Many conservatives exist in an “information bubble,” which they have created and which prevents them from seriously examining information outside that bubble. This “groupthink” blinds them to alternative facts and concepts. It demands blind conformity, ostracism, shunning and excommunication of anyone who disagrees.
Look how conservatives attacked their one-time hero, New Jersey Gov. Chris Christie, when he tried to help his state after Hurricane Sandy by asking Obama for assistance in obtaining federal aid, touring the damage together. The Republican Congress then delayed that aid, apparently in retribution.
Look how conservatives insist that their congressmen sign the “pledge of allegiance” to Grover Norquist on no new taxes even though basic arithmetic identifies this as a fantasy solution.

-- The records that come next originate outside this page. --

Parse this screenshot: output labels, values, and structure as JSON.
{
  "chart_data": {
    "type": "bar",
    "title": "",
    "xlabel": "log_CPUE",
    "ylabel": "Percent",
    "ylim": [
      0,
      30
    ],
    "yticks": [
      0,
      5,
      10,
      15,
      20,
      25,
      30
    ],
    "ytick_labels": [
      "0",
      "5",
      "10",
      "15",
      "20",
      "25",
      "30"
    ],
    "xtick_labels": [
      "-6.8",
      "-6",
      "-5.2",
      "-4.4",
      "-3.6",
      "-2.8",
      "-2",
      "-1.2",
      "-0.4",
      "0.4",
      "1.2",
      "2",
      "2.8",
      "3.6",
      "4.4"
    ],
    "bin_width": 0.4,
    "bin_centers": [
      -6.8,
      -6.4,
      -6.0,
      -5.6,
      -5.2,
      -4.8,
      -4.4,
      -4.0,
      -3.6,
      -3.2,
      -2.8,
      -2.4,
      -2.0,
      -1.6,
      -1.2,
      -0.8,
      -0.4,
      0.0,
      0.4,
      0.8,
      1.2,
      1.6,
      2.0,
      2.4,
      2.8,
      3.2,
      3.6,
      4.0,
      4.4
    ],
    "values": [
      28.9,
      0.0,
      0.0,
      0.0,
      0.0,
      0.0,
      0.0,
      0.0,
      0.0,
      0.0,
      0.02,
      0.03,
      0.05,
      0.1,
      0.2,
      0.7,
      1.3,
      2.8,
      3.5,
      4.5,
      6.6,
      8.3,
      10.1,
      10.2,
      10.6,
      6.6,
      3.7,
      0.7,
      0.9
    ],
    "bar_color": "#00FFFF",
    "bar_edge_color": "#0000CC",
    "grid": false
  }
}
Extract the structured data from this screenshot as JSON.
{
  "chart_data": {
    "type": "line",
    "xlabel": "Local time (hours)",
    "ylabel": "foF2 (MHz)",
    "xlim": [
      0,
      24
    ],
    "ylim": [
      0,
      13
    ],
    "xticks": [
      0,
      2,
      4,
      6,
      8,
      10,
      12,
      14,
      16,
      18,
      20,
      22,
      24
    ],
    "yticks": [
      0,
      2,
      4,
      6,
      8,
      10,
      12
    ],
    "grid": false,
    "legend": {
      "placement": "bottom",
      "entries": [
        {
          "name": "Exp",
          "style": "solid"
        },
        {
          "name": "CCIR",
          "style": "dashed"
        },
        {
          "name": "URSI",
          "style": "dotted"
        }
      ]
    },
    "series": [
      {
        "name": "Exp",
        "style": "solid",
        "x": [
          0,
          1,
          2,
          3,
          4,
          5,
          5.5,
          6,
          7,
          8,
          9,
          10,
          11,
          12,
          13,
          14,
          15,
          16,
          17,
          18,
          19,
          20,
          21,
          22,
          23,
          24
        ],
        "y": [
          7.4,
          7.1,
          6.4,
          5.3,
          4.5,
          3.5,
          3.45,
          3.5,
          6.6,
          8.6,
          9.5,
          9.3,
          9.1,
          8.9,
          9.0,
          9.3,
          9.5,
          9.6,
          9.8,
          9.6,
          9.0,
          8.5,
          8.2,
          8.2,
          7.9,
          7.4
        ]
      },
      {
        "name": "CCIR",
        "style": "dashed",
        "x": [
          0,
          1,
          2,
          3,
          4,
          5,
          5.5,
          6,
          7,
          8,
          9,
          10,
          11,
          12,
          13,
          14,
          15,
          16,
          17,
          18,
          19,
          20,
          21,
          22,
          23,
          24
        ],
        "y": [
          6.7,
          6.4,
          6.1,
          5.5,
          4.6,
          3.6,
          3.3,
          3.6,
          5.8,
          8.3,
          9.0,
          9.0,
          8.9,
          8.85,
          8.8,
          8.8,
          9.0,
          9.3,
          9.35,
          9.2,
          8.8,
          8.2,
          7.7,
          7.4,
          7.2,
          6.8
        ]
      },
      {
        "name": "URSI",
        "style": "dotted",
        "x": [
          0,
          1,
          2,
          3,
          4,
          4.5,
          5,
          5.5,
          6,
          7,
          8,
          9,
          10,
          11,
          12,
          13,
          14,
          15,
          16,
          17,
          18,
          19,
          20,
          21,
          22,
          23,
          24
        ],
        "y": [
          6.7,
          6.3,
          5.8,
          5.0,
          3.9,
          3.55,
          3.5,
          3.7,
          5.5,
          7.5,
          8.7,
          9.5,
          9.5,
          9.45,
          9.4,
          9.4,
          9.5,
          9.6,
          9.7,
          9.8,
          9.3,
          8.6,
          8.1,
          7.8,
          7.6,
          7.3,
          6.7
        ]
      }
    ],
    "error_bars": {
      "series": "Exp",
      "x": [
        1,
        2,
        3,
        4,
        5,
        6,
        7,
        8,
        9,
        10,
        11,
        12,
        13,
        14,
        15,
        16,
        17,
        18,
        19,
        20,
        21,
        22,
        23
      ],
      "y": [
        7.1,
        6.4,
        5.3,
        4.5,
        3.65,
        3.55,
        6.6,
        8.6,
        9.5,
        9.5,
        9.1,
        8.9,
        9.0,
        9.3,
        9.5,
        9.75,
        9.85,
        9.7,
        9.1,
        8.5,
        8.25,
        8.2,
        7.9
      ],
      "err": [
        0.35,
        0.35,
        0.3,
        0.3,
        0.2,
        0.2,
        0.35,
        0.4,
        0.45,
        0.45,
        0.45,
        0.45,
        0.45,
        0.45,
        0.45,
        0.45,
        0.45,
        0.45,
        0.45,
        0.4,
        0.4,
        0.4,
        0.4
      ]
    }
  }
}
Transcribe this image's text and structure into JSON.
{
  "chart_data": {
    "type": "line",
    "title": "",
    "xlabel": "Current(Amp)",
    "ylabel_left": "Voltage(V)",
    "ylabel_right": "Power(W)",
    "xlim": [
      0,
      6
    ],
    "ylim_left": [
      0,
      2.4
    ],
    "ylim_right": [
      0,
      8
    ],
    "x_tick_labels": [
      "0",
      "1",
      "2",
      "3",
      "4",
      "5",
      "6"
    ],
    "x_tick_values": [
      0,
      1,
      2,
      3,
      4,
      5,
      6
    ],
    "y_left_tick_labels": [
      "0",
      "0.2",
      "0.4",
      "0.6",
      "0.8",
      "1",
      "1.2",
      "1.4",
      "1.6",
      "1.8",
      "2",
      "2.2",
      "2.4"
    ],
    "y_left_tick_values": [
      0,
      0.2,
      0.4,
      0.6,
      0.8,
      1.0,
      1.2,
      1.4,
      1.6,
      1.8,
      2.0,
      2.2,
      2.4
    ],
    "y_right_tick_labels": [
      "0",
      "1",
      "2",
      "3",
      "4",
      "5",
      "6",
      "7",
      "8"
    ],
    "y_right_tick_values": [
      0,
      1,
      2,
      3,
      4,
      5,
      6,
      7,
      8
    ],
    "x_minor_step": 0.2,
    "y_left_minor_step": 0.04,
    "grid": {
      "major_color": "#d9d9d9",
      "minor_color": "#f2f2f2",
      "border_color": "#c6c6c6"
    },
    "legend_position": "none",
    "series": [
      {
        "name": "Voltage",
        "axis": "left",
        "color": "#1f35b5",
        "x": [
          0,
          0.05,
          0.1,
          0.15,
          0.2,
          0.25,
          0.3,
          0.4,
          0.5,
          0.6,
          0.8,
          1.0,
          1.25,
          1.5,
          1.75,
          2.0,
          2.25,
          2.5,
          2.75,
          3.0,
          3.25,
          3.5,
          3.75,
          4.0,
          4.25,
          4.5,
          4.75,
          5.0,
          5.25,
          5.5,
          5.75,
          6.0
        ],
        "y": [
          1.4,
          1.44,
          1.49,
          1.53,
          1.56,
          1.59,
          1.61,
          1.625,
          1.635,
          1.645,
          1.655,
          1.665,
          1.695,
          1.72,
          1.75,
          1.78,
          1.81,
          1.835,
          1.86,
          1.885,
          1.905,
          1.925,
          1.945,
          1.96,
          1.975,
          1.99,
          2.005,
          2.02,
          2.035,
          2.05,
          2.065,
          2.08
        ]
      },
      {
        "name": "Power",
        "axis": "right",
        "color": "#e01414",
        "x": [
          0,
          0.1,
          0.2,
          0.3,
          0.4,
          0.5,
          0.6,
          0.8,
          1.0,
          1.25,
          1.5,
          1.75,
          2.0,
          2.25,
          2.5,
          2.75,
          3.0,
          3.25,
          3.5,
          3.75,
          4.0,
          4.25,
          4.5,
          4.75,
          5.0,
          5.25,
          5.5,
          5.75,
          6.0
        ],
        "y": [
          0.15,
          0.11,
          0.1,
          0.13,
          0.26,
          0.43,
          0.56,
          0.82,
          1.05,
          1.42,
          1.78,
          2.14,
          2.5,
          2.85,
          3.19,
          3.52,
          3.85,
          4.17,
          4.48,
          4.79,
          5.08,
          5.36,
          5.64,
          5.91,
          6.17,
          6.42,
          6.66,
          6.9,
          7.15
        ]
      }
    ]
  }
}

Look at how shocked conservative were when Obama won re-election. Pundits such as Dick Morris, George Will and Michael Barone all had Romney winning by a landslide, even though the polls showed differently. Apparently, polling “facts” were outside the bubble so, to them, were inconceivable.
Finally, Garrett toes the party line by saying how Obama is using the “fiscal cliff” to justify raising taxes on “everyone.” The reality is Obama did not create the fiscal cliff; Congress did. In fact, Obama proposed raising taxes on those earning more than $500,000, not on everyone.